В этой истории странным было то, что Тимофей Васильевич углядел ее во всей этой нелепой одежде, старой обуви, в пальто на вате, смешном берете, видно, глаз был у него на такие вещи зоркий, даже чересчур – и не только углядел, но и угадал, что она не будет его отшивать резко, то есть уловил ее мягкую душу, и в этой его прозорливости, жадности было что-то неприятное.
Или приятное тоже?
В общем, она не знала.
Но это было еще ничего – как-то жалко, нелепо, смешно, такие дурацкие ухаживания во время войны, но понятно, объяснимо, а вот когда во время рытья щелей ей вдруг сказали, что все это мартышкин труд, потому что немец все равно будет в Москве через неделю или две, она пошла с лопатой наперевес и потом пожаловалась Васе. Он поправил красную повязку на рукаве, как и отец, побледнел и спросил грозно, кто это сказал.
Но того дядьки и след простыл.
Дело было, конечно, не в этих ядовитых мерзких словах, а в том, как они были сказаны – не для того, чтобы оскорбить, ударить, а с полным сознанием своей правоты, уверенно, как будто священником с амвона.
Но она оглянулась, выдохнула, вслушалась в звон трамвая и забыла.

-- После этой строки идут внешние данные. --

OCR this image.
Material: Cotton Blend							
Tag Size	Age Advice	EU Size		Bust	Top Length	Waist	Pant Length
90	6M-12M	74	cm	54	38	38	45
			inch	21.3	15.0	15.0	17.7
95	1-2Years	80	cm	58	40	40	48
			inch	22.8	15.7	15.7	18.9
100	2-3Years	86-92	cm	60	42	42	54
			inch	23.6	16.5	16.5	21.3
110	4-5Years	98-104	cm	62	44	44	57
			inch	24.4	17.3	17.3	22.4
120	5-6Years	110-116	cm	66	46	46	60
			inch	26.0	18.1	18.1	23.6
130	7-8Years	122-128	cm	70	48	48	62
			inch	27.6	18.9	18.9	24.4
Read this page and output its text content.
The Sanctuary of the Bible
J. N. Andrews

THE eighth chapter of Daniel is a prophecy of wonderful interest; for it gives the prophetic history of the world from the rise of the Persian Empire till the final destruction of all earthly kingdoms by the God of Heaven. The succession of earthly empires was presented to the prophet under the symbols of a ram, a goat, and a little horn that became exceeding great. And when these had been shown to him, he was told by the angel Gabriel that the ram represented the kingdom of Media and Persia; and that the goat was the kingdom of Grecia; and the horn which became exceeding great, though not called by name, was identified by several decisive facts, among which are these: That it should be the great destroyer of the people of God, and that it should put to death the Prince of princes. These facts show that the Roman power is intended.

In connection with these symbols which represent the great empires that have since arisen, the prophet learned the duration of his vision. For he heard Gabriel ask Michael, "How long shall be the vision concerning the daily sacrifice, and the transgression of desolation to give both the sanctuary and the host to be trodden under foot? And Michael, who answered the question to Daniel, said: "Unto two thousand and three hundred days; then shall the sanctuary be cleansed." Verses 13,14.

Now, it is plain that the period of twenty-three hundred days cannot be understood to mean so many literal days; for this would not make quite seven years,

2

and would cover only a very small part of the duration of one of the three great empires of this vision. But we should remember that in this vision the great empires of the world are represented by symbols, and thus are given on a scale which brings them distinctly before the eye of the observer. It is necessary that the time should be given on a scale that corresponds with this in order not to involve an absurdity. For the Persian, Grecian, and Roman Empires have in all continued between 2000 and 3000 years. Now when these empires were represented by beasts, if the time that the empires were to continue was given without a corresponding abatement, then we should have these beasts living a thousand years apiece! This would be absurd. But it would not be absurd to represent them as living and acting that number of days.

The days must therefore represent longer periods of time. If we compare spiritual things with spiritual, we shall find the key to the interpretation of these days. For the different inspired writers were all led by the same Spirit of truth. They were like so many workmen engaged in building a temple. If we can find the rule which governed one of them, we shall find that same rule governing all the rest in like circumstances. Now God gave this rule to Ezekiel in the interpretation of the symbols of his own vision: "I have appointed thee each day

Увы, такие счастливые московские дни у трудфронта бывали не всегда – горком партии делал все, чтобы решить оборонные задачи своими силами: дежурные по дому, подъезду или району выгоняли оставшихся жителей на трудовые подвиги каждый день, а их посылали подальше – причем после первой линии обороны они начали рыть траншеи второй линии, гораздо ближе, и это уже пугало.

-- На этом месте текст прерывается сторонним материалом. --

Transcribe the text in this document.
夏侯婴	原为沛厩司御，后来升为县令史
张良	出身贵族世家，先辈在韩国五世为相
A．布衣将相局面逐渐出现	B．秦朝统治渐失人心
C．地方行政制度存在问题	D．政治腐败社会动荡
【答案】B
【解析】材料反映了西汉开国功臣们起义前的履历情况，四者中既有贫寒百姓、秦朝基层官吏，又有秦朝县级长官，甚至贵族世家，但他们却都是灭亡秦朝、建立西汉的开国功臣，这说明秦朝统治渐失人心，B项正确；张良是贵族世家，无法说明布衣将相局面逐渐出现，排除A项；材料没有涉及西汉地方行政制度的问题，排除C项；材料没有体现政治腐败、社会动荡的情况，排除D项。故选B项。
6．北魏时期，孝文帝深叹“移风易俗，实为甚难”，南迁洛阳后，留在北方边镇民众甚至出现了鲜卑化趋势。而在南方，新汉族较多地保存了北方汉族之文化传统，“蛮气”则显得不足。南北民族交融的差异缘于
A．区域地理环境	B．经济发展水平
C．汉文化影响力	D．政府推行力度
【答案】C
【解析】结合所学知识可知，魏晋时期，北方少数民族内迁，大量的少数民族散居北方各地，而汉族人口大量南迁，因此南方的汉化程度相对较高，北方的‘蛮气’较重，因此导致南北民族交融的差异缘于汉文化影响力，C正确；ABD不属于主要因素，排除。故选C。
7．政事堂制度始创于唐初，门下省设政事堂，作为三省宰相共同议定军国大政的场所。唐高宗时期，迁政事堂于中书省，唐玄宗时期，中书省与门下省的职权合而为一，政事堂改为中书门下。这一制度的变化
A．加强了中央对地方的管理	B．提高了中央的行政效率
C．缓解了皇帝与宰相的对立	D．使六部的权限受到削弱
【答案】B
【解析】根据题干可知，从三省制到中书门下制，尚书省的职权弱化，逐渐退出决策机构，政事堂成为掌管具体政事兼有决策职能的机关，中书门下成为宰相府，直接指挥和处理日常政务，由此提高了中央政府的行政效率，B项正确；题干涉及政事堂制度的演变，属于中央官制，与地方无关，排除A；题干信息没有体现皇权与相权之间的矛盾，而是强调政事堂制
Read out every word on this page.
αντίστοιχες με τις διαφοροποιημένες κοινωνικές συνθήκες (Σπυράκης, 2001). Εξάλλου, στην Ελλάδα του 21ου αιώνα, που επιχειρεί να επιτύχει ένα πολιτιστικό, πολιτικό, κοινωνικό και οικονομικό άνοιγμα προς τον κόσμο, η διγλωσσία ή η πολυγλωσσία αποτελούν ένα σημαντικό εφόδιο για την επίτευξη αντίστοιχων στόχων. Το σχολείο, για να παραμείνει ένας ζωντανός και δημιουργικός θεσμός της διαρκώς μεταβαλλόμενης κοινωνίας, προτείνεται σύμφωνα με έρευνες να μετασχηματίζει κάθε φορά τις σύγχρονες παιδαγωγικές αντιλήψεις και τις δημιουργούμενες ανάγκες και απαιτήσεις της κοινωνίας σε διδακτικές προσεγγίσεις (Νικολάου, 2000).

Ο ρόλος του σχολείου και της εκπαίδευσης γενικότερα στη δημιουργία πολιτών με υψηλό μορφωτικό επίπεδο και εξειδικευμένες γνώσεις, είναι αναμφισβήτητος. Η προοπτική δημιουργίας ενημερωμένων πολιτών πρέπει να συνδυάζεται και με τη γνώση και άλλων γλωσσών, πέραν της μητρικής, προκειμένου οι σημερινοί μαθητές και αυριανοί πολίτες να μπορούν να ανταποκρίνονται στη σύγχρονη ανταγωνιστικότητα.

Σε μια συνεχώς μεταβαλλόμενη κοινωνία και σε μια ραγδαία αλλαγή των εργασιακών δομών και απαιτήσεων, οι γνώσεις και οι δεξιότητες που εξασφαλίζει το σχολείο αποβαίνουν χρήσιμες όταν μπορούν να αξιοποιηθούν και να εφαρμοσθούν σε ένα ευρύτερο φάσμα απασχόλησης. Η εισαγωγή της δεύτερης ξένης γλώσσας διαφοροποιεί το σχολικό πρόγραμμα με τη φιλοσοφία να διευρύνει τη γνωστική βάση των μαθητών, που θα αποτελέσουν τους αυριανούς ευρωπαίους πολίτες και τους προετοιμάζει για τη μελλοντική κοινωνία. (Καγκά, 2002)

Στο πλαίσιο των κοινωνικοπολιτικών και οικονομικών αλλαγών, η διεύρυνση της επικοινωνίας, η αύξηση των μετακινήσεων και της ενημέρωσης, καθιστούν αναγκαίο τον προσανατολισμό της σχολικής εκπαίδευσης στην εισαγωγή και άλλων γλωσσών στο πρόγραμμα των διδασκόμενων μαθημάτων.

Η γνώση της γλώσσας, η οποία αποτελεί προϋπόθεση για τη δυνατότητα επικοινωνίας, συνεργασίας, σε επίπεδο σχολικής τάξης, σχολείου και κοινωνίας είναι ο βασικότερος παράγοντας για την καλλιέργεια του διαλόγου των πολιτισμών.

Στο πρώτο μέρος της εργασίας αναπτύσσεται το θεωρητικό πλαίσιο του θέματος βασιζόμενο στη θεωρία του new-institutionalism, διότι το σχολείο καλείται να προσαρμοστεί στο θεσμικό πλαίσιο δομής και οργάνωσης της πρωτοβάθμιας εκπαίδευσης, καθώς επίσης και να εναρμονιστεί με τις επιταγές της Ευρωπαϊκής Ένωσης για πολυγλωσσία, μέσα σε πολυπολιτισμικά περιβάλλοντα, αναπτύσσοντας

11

Порой им находили ночлег, на три дня, на четыре они оставались там, где-нибудь в Лобне, ни помыться, ни постираться, было страшно и грязно в этих общих комнатах – общежитие опустевшего завода, казарма, пионерский лагерь, пугала темнота, пугало отсутствие ясной перспективы, то есть когда обратно домой, пугало черное поле и какие-то глухие звуки.
С Розой они шептались по ночам.
Роза ничего не боялась.
– Мы победим! – шептала она, засыпая.
Так ли?..
Да, да, да, но все это было возможно тогда, в сорок первом году, той страшной и вместе с тем прекрасной осенью, но теперь, в морозном феврале сорок четвертого, когда они вернулись из Барнаула, слава богу, насовсем, навсегда, все стало иначе, и, что особенно важно, теперь она уже не девчонка, а взрослая женщина, молодая мать и одновременно невеста, и без новых туфель ей никак нельзя. Ну вот никак нельзя.
Папа сильно задумался, когда она ему об этом сказала.
– Надо изучить вопрос, – сказал Даня Каневский своей дочери Этель и начал его изучать.
…Туфли скоро купили, но не ей.
Площадь Ногина
Даниил Владимирович Каневский, которому исполнилось в январе сорок первого года ни много ни мало сорок девять лет, стоял на крыше пятиэтажного дома на Площади Борьбы и смотрел оттуда вниз.
Он осторожно нагнулся, чтобы посмотреть вниз, даже схватился за небольшой железный барьерчик, крыша была слегка поката, ладонь ощутила неприятную сырую ржавчину. Сощурившись, он пытался высмотреть что-то в глухой темноте – там во дворе тихо перемещались какие-то тени, приглушенно звучали шаркающие шаги, иногда даже слышался сдавленный смех, – но все окна в доме (и в окрестных домах) были темны, наглухо задраены, свет везде выключен, уличные фонари потушены, и непривычная темнота ощущалась как плотность воздуха, как густая взвесь, от которой было трудно дышать.